Why You Should Think Twice Before Ordering This Fish At A Seafood Restaurant

Ordering fish in a restaurant can be complicated, particularly when you want to consider environmental sustainability as well as your health. Should you order farm-raised or wild? Freshwater or saltwater? Local or imported? The answers depend on a lot of factors. But Maricel Gentile, chef/owner, Maricel's Kitchen, and author of "Maricel's Simply Asian Cookbook," can make it simpler for you: Don't order the swordfish. The Central New Jersey-based chef, who offers cooking classes, chef's table dinners, and catering, told Food Republic exclusively, "The problem is not with taste, but with health and sustainability."

The primary reason Gentile avoids swordfish is its tendency to be high in mercury. Next to tilefish from the Gulf of Mexico, swordfish has the second highest level of mercury among the fish and shellfish measured by the U.S. Food and Drug Administration (FDA). In fact, with tilefish, shark, and king mackerel, it is one of four types of fish the FDA advises pregnant women and young children to avoid. Another issue with swordfish, Gentile says, is that it is often overfished. This was a large problem in the North Atlantic in the past. Fortunately, with a "Give Swordfish a Break Campaign," stocks have largely been replenished. There is, however, still a call to manage the swordfish population on a month-to-month basis. And in some parts of the world, like the Central Mediterranean, they are scarce. "Fresh, responsibly sourced swordfish can be delicious, but it is not something I personally recommend eating frequently," Gentile says. Anthony Bourdain was also adamant in his refusal to eat swordfish, noting its potential for becoming infested with parasitic worms.
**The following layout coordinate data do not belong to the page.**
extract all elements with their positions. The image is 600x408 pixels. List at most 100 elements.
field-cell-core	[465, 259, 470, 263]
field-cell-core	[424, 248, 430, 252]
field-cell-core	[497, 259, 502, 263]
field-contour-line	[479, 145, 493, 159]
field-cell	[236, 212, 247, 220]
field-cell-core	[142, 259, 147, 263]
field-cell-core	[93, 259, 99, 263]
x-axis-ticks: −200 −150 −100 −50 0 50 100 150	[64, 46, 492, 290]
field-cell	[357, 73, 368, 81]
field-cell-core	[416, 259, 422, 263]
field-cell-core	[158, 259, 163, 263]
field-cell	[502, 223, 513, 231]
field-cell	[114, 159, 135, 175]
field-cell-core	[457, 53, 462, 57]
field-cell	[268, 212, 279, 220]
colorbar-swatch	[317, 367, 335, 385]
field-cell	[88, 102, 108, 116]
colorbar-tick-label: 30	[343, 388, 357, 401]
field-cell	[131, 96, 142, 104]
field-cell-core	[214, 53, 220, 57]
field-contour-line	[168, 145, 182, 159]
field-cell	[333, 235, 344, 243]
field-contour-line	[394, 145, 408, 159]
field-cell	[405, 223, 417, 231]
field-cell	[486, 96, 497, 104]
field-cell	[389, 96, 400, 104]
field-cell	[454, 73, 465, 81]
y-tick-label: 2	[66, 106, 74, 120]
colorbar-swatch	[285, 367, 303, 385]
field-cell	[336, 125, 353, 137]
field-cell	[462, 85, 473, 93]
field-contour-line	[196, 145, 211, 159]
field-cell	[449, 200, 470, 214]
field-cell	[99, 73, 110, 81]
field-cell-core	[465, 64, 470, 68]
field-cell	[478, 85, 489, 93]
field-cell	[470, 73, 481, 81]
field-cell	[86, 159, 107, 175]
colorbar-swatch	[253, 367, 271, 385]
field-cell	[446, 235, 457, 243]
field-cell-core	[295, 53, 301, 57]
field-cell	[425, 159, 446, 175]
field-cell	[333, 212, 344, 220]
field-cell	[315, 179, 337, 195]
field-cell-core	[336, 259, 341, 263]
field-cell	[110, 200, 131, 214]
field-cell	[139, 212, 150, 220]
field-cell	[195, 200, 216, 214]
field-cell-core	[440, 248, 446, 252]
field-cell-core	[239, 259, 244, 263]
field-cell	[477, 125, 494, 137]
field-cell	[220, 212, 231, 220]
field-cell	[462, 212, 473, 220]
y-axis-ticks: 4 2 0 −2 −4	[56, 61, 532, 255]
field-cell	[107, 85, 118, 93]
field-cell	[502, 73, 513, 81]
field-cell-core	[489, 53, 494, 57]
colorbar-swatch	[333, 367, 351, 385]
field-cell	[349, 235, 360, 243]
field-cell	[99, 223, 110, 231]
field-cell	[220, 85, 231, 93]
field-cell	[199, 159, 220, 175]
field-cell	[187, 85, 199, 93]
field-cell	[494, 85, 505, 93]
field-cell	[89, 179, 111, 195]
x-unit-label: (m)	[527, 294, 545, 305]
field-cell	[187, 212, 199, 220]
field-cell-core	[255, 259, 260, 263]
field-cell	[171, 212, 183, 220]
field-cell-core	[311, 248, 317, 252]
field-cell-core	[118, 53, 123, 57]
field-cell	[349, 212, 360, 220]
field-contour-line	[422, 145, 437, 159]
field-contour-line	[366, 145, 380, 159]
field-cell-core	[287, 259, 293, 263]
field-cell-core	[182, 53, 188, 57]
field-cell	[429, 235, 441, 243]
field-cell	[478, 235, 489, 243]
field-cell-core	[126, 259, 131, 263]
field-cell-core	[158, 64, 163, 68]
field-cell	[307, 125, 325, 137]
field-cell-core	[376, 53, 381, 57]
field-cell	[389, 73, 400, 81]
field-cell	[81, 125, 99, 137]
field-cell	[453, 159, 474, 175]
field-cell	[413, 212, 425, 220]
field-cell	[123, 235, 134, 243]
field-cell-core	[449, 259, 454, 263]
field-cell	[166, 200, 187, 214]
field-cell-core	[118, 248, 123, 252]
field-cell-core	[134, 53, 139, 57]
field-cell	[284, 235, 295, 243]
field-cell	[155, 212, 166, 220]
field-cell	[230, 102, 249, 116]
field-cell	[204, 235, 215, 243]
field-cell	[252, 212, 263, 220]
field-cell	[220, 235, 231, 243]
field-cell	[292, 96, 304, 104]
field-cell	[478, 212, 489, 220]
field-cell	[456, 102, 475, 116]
What to order instead of swordfish

If you're looking for a fish with the firm, meaty texture of swordfish, Maricel Gentile recommends mahi mahi, grouper (which also an affordable alternative to salmon), and sustainably farmed arctic char. "These fish," she says, "hold up well to grilling or pan-searing, offer that same satisfying bite, and come without the same level of mercury concern."

Given that you are usually unable to touch and smell fish for yourself in restaurants, Gentile recommends asking the server where the fish was sourced, whether or not it is local, and if it is in season. "A good restaurant will proudly share that information," she adds. "If the restaurant offers a catch of the day or highlights seasonal specials, that is usually a strong sign they are serving fish at its peak quality." She also suggests noting the taste and texture when it arrives. Fresh fish should not taste or smell "fishy" but should instead be moist, flavorful, and clean-tasting. Or follow an axiom the chef always goes by: "The best fish is the one that is fresh and local."